Open jerasokcm opened 5 months ago
This plugin doesn't logout for the IDP it only logs out the current client. Site A and Site B have their own sessions. This would be the same thing if you used Google as your login method on some service and logged out of that service only to find that you've been logged out of Google everywhere on your machine.
Also, a word of note is that WordPress maintains it's own login. This plugin doesn't currently provide either Back-Channel or Front-Channel logout with the IDP, with the exception of when you configure the logout endpoint then it will logout out of that session at the IDP.
Excuse me if I'm overlooking something, but it seems that the behavior is not the expected.
I'm using Keycloak 24.0.4 as IDP. For testing, I'm using a couple of WordPress 6.5 sites. OpenID generic plugin 3.10.0 installed in both sites. Basic functionality works as expected.

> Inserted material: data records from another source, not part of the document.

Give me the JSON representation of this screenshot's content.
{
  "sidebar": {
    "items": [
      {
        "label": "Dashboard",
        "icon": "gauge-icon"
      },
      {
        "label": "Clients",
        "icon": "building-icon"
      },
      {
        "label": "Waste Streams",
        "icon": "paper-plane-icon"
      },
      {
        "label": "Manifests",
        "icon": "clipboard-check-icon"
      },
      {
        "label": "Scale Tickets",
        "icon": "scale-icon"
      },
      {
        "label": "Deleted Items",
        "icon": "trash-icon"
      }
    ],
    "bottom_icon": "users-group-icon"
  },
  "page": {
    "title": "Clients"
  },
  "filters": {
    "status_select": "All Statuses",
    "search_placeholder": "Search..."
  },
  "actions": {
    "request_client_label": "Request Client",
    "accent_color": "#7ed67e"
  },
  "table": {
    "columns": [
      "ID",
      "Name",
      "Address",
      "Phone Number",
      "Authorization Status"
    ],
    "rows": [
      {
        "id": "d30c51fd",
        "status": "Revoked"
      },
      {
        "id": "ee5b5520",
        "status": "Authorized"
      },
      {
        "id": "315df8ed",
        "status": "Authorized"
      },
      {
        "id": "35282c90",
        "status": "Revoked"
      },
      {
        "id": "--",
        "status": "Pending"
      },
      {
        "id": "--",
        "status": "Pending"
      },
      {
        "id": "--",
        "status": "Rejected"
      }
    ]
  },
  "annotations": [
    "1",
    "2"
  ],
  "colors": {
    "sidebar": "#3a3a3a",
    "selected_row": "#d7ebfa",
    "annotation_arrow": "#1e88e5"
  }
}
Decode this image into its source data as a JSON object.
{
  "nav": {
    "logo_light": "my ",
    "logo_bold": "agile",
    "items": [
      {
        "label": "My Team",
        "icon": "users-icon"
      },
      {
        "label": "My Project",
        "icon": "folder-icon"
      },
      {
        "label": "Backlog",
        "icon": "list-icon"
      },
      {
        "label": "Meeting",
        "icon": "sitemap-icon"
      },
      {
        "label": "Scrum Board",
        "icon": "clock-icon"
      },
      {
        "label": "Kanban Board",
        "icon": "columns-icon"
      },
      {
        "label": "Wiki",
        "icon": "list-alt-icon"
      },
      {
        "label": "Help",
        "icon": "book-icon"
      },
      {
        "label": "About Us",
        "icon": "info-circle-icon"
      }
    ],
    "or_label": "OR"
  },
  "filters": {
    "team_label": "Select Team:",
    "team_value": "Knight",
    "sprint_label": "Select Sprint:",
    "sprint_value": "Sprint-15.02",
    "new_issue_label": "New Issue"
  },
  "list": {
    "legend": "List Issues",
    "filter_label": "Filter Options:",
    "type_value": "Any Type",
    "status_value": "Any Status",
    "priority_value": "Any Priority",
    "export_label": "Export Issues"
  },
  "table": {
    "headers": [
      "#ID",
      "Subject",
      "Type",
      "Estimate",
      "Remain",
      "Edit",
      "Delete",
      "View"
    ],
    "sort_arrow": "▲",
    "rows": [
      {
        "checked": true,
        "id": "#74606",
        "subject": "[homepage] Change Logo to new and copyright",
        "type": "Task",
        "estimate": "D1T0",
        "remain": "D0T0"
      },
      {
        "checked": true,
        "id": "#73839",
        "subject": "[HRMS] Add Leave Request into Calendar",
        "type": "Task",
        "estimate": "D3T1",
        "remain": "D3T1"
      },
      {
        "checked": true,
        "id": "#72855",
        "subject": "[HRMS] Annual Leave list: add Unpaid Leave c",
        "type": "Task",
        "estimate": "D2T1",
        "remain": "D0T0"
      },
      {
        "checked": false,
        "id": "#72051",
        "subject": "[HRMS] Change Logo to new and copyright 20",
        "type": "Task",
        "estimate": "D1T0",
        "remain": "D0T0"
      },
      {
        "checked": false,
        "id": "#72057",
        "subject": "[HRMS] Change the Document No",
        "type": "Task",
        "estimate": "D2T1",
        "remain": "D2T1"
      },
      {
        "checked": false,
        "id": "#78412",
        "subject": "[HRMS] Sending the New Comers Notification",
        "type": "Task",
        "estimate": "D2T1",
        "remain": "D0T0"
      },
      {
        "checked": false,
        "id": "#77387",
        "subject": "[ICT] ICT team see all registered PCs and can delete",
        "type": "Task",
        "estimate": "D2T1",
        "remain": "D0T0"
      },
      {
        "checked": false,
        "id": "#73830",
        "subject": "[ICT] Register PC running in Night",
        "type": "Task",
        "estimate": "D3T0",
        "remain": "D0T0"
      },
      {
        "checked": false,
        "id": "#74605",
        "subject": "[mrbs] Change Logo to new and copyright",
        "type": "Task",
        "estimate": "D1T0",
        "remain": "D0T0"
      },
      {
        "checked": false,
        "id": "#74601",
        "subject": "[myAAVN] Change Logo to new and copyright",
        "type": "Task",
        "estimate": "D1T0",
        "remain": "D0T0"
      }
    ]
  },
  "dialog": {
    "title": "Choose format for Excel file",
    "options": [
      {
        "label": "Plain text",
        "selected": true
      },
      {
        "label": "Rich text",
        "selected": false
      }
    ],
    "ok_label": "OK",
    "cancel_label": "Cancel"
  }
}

Let's say I open the backend of site A in a browser. Keycloak login page appears and after entering credentials I get logged in. Then, in the same window, I open a new tab and go to the admin page of site B. As expected, I don't need credentials. I'm also logged in on site B. So far, so good. If I check Keycloak admin panel, I see the user in his realm with two active sessions for each client application.
Now, if I go to site A and click the logout link, I get logged out from that site. But on the other tab, if I refresh the page of site B, I see I'm still logged in there. I expect to be logged out from site B also. The Keycloak panel shows that the user has no active sessions, but the user still has a session on site B, until intentional logout is performed on that site.
Thanks in advance for your guidance.